When doctors asked about my health and school life they patiently awaited my responses. When I got admitted to the hospital for a high fever, nurses would run a cold towel across my arms, neck, and back, while assuring me that I’d be well and playing in no time. 

On regular treatment days, various members of the pediatric team would intentionally stop into my infusion room to say hello, offer a gift, or pat me on the shoulder in a show of approval. I felt cared for and maybe, possibly, loved. 

Transfusion days were full of games, friends, artistic projects, gifts, favorite foods, and compliments such as, “So wonderful to see you today, Josephine!” What’s really crazy is — I think they meant it.

Hospital time was my time and I enjoyed it (at least after the traumatizing needle sticks). 

Fast forward 20-plus years and my hospital experiences feel very different. I still get hooked up to an IV while sitting on a giant lounge chair where my feet don’t reach the floor.

Only now, my doctor stops into my infusion cubicle and gives me approximately two minutes to speak about any pain or malady I might be experiencing. Words often fumble through my lips if I don’t prepare my thoughts in advance, so I always write them down ahead of time.

On most days, when the team asks how I’m feeling, I respond by saying “Everything’s fine.” After all, why should I bother sharing more when their canned response typically sounds like, “But, you look great!” or “That’s not what the research shows.”

Fortunately I do have wonderful infusion nurses who care about how I feel. They, along with the lab technicians, buffer my overall hospital experience. 

I still can’t help but consider how different things were for me as a kid. My doctors would always believe me when I said I didn’t feel well. They’d investigate every symptom I presented, no matter how cute I looked. 

These days, I try to pretend everything’s fine since I know anything I say will get dismissed anyway. It’s such a horrible, hopeless feeling. If I was buying clothes, I’d certainly get treated better. Right now, I consider myself a dream client who’s desperate for quality customer service, but has no where else to shop. 

Most of the adults in my clinic feel this same way.
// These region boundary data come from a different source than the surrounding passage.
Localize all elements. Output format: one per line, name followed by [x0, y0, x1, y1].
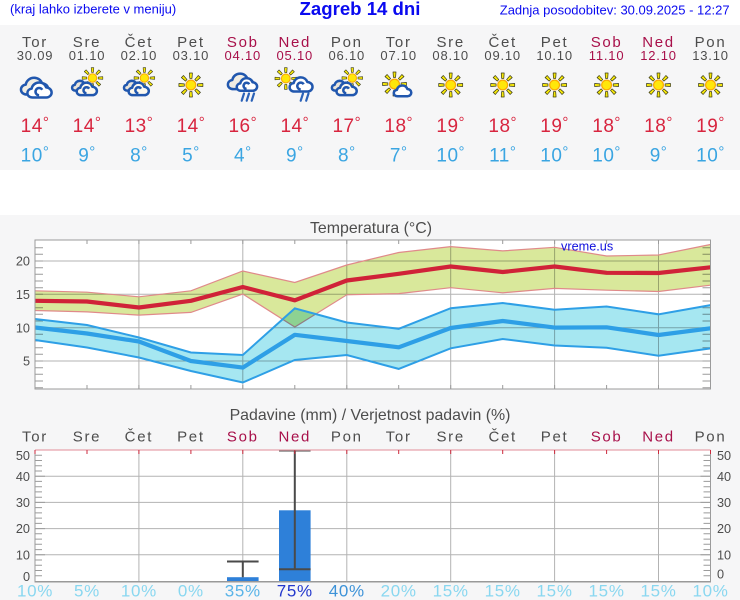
svg-text:Sre: Sre: [436, 429, 464, 446]
svg-text:Pon: Pon: [331, 34, 363, 51]
svg-text:17°: 17°: [332, 114, 361, 137]
svg-text:Tor: Tor: [386, 34, 412, 51]
svg-text:19°: 19°: [696, 114, 725, 137]
svg-text:35%: 35%: [225, 582, 261, 600]
svg-text:13.10: 13.10: [692, 48, 729, 63]
svg-text:14°: 14°: [177, 114, 206, 137]
svg-text:18°: 18°: [488, 114, 517, 137]
svg-text:Čet: Čet: [488, 429, 516, 446]
svg-text:07.10: 07.10: [380, 48, 417, 63]
svg-text:Pet: Pet: [541, 429, 569, 446]
svg-text:Tor: Tor: [386, 429, 412, 446]
svg-text:15: 15: [16, 288, 30, 302]
svg-text:50: 50: [717, 449, 731, 463]
svg-text:Sre: Sre: [436, 34, 464, 51]
svg-text:15%: 15%: [433, 582, 469, 600]
svg-text:10°: 10°: [21, 144, 50, 167]
svg-text:10°: 10°: [696, 144, 725, 167]
svg-text:10: 10: [717, 548, 731, 562]
svg-text:02.10: 02.10: [121, 48, 158, 63]
svg-text:50: 50: [16, 449, 30, 463]
svg-text:08.10: 08.10: [432, 48, 469, 63]
svg-text:30.09: 30.09: [17, 48, 54, 63]
svg-text:19°: 19°: [540, 114, 569, 137]
svg-text:0%: 0%: [178, 582, 204, 600]
svg-text:0: 0: [717, 567, 724, 581]
svg-text:5%: 5%: [74, 582, 100, 600]
svg-text:Čet: Čet: [125, 34, 153, 51]
svg-text:Čet: Čet: [125, 429, 153, 446]
svg-text:20: 20: [717, 522, 731, 536]
svg-text:15%: 15%: [485, 582, 521, 600]
svg-text:Sob: Sob: [591, 429, 623, 446]
svg-text:20: 20: [16, 255, 30, 269]
svg-text:20%: 20%: [381, 582, 417, 600]
svg-text:11°: 11°: [489, 144, 516, 167]
svg-text:10: 10: [16, 548, 30, 562]
svg-text:Temperatura (°C): Temperatura (°C): [310, 220, 432, 237]
svg-text:Pet: Pet: [177, 429, 205, 446]
svg-text:75%: 75%: [277, 582, 313, 600]
svg-text:11.10: 11.10: [589, 48, 625, 63]
svg-text:01.10: 01.10: [69, 48, 106, 63]
svg-text:Pon: Pon: [695, 429, 727, 446]
svg-text:0: 0: [23, 570, 30, 584]
svg-text:13°: 13°: [125, 114, 154, 137]
svg-text:20: 20: [16, 522, 30, 536]
svg-text:Tor: Tor: [22, 429, 48, 446]
svg-text:06.10: 06.10: [329, 48, 366, 63]
svg-text:14°: 14°: [73, 114, 102, 137]
svg-text:03.10: 03.10: [173, 48, 210, 63]
svg-text:19°: 19°: [436, 114, 465, 137]
svg-text:10°: 10°: [592, 144, 621, 167]
svg-text:10%: 10%: [121, 582, 157, 600]
svg-text:40: 40: [717, 470, 731, 484]
svg-text:Sre: Sre: [73, 429, 101, 446]
svg-text:04.10: 04.10: [225, 48, 262, 63]
svg-text:Sob: Sob: [591, 34, 623, 51]
svg-text:5: 5: [23, 355, 30, 369]
svg-text:Tor: Tor: [22, 34, 48, 51]
svg-text:05.10: 05.10: [277, 48, 314, 63]
svg-text:10%: 10%: [17, 582, 53, 600]
svg-text:10°: 10°: [540, 144, 569, 167]
svg-text:(kraj lahko izberete v meniju): (kraj lahko izberete v meniju): [10, 2, 176, 17]
svg-text:30: 30: [717, 496, 731, 510]
svg-text:Čet: Čet: [488, 34, 516, 51]
svg-text:14°: 14°: [21, 114, 50, 137]
svg-text:14°: 14°: [280, 114, 309, 137]
svg-text:Ned: Ned: [278, 429, 311, 446]
svg-text:Zadnja posodobitev: 30.09.2025: Zadnja posodobitev: 30.09.2025 - 12:27: [500, 2, 730, 17]
svg-text:Pet: Pet: [177, 34, 205, 51]
svg-text:15%: 15%: [589, 582, 625, 600]
svg-text:10%: 10%: [692, 582, 728, 600]
svg-text:18°: 18°: [592, 114, 621, 137]
svg-text:Padavine (mm) / Verjetnost pad: Padavine (mm) / Verjetnost padavin (%): [230, 407, 511, 424]
svg-text:10°: 10°: [436, 144, 465, 167]
svg-text:10.10: 10.10: [536, 48, 573, 63]
svg-text:vreme.us: vreme.us: [561, 240, 613, 254]
svg-text:Ned: Ned: [278, 34, 311, 51]
svg-text:Zagreb 14 dni: Zagreb 14 dni: [300, 0, 421, 19]
svg-text:Pon: Pon: [695, 34, 727, 51]
svg-text:18°: 18°: [644, 114, 673, 137]
svg-text:15%: 15%: [537, 582, 573, 600]
svg-text:Pet: Pet: [541, 34, 569, 51]
svg-text:09.10: 09.10: [484, 48, 521, 63]
svg-text:40%: 40%: [329, 582, 365, 600]
svg-text:Sre: Sre: [73, 34, 101, 51]
svg-text:18°: 18°: [384, 114, 413, 137]
svg-text:15%: 15%: [640, 582, 676, 600]
svg-text:30: 30: [16, 496, 30, 510]
svg-text:Ned: Ned: [642, 429, 675, 446]
svg-text:Sob: Sob: [227, 34, 259, 51]
svg-text:Pon: Pon: [331, 429, 363, 446]
svg-text:Sob: Sob: [227, 429, 259, 446]
svg-text:40: 40: [16, 470, 30, 484]
svg-text:16°: 16°: [228, 114, 257, 137]
svg-text:10: 10: [16, 321, 30, 335]
svg-text:12.10: 12.10: [640, 48, 677, 63]
svg-text:Ned: Ned: [642, 34, 675, 51]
We even have a running joke that if we ever come down with a serious illness, we’ll likely get brushed off and end up dead at the expense of our hospital’s mortality rate.
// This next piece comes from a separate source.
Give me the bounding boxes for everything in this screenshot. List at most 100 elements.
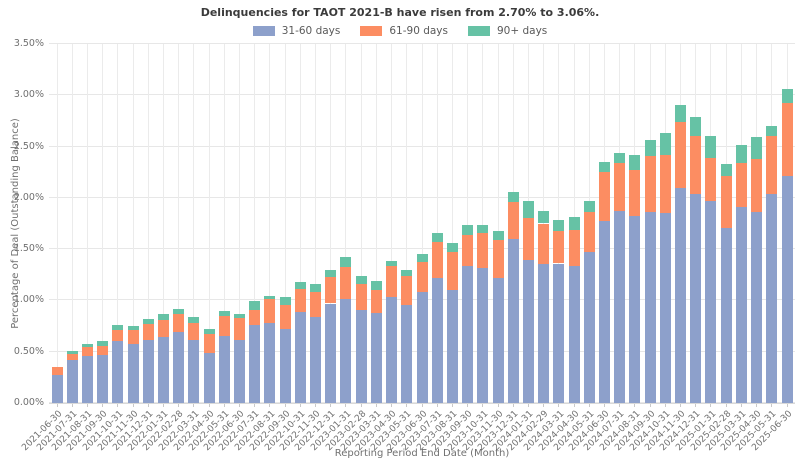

As a sick kid who has successfully become a sick adult and reached the fourth decade of her life, I get the impression that my medical team sees their job as done. The contrast in experience between pediatric to adult care has been very hard to come to terms with. I sometimes question myself and wonder if my fond hospital memories are the result of some sort of twisted nostalgia. 

That or maybe present-day doctors’ practices are nothing more than a symptom of society’s ever-increasing pace, spike in malpractice lawsuits, and health insurance policy interference

I don’t think society is to blame in every situation, though. I mean, how many adults enter a doctor’s care only to be told that their symptoms are imaginary? How many more are told “You know, you’re at that age when…” 

For this reason, I call B.S. I think as we grow older we become too disconnected from each other’s humanity and disassociated from the truth of ourselves. There’s something wrong with us when we believe an article that says doctors shouldn’t physically touch their adult patients. There’s also bad thinking behind the idea that a person shouldn’t trust the way they feel in their own body. Symptoms are usually a precursor to some bigger problem, so we should absolutely trust how we feel.

If I could change one thing about adult practitioners, it would be their bedside manner. 

In other words, doctors, NP’s, etc. should listen to and support patients as they speak about their experiences and feelings (without diminishing or dismissing them), stop insisting that a person’s health is based purely on their appearance, encourage patients to meet other practitioners for a second or alternative opinion, and perhaps, most important of all, incorporate more self-care into their own lives so they can be present (in body/mind) with patients and not feel scattered and/or judgmental. 

And, while we’re at it, give your patients a pat on the shoulder, handshake, or high-five once in a while. Adult patients need connection and comfort just as much as children do.